Checking for Bad Links

A frequent problem with webpage maintenance is through no fault of your own there will be broken links. Often these don’t get fixed unless a user is kind enough to notify the owner of the site.

However we don’t have to rely on the kindness of our readers to address this, awe can even do so without having to do something totally boring like click the links ourselves to see if they work. We can automate this work away with a tool like Puppeteer, and some sweet bash commands.

The first step is to have Puppeteer grab all the links from the page you are looking at. If you need a refresher on using Puppeteer, I wrote a blog post a few years back on how to do some basic scraping.

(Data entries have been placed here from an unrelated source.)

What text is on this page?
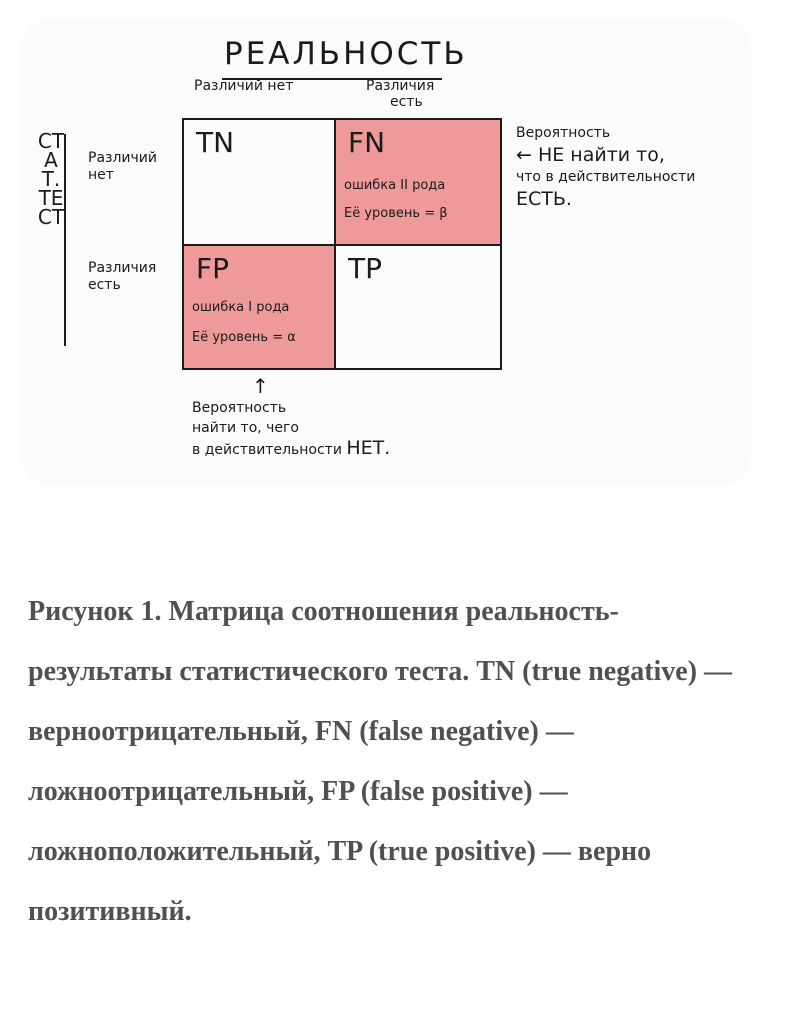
РЕАЛЬНОСТЬ
Различий нет	Различия
есть
СТАТ. ТЕСТ
Различий
нет
Различия
есть
TN	FN
ошибка II рода
Её уровень = β
FP
ошибка I рода
Её уровень = α
TP
Вероятность
← НЕ найти то,
что в действительности
ЕСТЬ.
↑
Вероятность
найти то, чего
в действительности НЕТ.
Рисунок 1. Матрица соотношения реальность-результаты статистического теста. TN (true negative) — верноотрицательный, FN (false negative) — ложноотрицательный, FP (false positive) — ложноположительный, TP (true positive) — верно позитивный.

Once you have an array with this list of links you should write it to a file. At this point you could probably also have Puppeteer check all those URLs, but in my experience, a tool like curl will be way faster. So we can write a bash script to manage all of that now.

#!/bin/bash
# You should include some stuff to run your Puppeteer script
echo "Checking HTTP status codes of links"
echo "status_code, url" > status_codes.csv
if [[ -e ./links ]] ; then
    while read -r i; do
        export URL="$i"
        echo "Getting status code for link $URL"
        STATUS_CODE=$(curl -sI "$URL" | awk 'FNR==1 { print $2 }')
        echo "$STATUS_CODE, $URL" >> status_codes.csv
    done < links
fi
echo "CSV file generated. You can find broken links with the following command:"
echo "grep '^404' status_codes.csv"

The while loop runs through each line of your file with the list of links, and assigns that as the variable URL. Note that I’m making the assumption here that your file just has a list of url names, nothing else like quotation marks, commas, or square brackets, etc. that you might have generated from using a JavaScript array.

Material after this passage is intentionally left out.